Stock

“But why are you making stock?”

It was a fair question — Kevin had asked what I planned to do today, on New Year’s Eve, and I said, ‘make stock,’ and that was confusing because while we cook with stock all the time, we generally just buy it ready-made.

But it made sense to me — I was recovering from a winter sickness, craving soup, and supposedly making stock the old-fashioned way, with all the bones in, actually was good for your immune system, or so I’d read somewhere, at some point.  And more than that, it felt right for New Year’s Eve, to head into the next year using up the bones of the old, making something good and fresh and strong for going on with.

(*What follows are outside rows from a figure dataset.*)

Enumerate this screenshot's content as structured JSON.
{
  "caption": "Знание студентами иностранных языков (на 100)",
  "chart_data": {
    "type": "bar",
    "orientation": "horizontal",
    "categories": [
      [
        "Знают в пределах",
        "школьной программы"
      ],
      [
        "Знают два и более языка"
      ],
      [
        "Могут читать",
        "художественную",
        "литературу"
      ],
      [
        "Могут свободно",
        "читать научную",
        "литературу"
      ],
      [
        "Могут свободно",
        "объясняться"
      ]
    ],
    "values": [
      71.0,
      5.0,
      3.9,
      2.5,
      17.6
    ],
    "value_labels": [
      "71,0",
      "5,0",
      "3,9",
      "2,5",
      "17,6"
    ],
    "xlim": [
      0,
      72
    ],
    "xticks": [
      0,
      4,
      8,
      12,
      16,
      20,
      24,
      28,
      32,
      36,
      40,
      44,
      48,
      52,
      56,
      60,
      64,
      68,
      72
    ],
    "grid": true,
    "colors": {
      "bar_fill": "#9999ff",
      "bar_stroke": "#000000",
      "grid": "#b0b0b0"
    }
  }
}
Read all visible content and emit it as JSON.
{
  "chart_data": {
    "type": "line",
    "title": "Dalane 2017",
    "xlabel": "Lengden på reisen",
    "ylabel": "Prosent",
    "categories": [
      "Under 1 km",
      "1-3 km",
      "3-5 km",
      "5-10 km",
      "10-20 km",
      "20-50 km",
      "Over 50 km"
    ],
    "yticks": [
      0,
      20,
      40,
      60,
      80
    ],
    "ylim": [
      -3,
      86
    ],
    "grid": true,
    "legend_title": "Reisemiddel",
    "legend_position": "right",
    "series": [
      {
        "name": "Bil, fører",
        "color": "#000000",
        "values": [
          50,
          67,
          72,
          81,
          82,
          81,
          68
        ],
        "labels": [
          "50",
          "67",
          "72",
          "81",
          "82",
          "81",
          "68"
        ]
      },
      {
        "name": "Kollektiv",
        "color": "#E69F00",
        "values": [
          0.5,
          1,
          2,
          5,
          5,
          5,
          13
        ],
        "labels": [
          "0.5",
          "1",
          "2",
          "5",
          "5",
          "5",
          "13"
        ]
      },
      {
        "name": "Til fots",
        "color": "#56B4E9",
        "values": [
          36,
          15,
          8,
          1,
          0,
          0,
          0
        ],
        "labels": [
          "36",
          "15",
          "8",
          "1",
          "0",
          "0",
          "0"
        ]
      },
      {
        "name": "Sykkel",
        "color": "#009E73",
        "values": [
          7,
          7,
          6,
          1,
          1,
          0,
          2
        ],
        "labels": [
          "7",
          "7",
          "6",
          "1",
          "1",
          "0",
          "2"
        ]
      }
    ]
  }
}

It was going to be a slightly unusual stock, because our grocery delivery had failed to materialize, so no celery, and no wings I’d ordered to supplement the chicken breast I had on hand in the freezer.  But it turned out that a friend had stored a turkey neck in our freezer (long story), so once she gave us her blessing, that joined the chicken breasts in the pot.  I never liked celery anyway, so even though it’s classic for stock, I was pretty sure I could get along without it.

I cleaned the kitchen too, with Kevin lending me a hand when I got tired, because in my family, it’s traditional to start the New Year with a clean house.  I didn’t quite manage the clean house (sorry, Amma), but a clean kitchen is the most important part, I think.  Heart of the home.

And now the stock is simmering, and Kevin and I have poured out glasses of the 25-year-old vintage port that he got us for our 25th anniversary — which was several months ago, but we were having a party then, and it was a little busy, so we’ve only gotten around to opening it now.   It is tasty.

He’s putting the children to bed, and then we will curl up in bed ourselves and watch The Marvelous Mrs. Maisel with our port and chocolate cupcakes.  In an hour and a half or so, the stock will be simmered sufficiently; I’ll chill it overnight in the fridge, and then skim off the fat and scum from the top in the morning, so it’ll be all ready for soup experiments, or whatever else the new year brings us.

Wishing you a good skimmer for ridding yourself of last year’s scum.

More importantly, wishing you plenty of rich, hearty soup — or whatever else you find nutritious and sustaining and delicious — to carry you through the new year.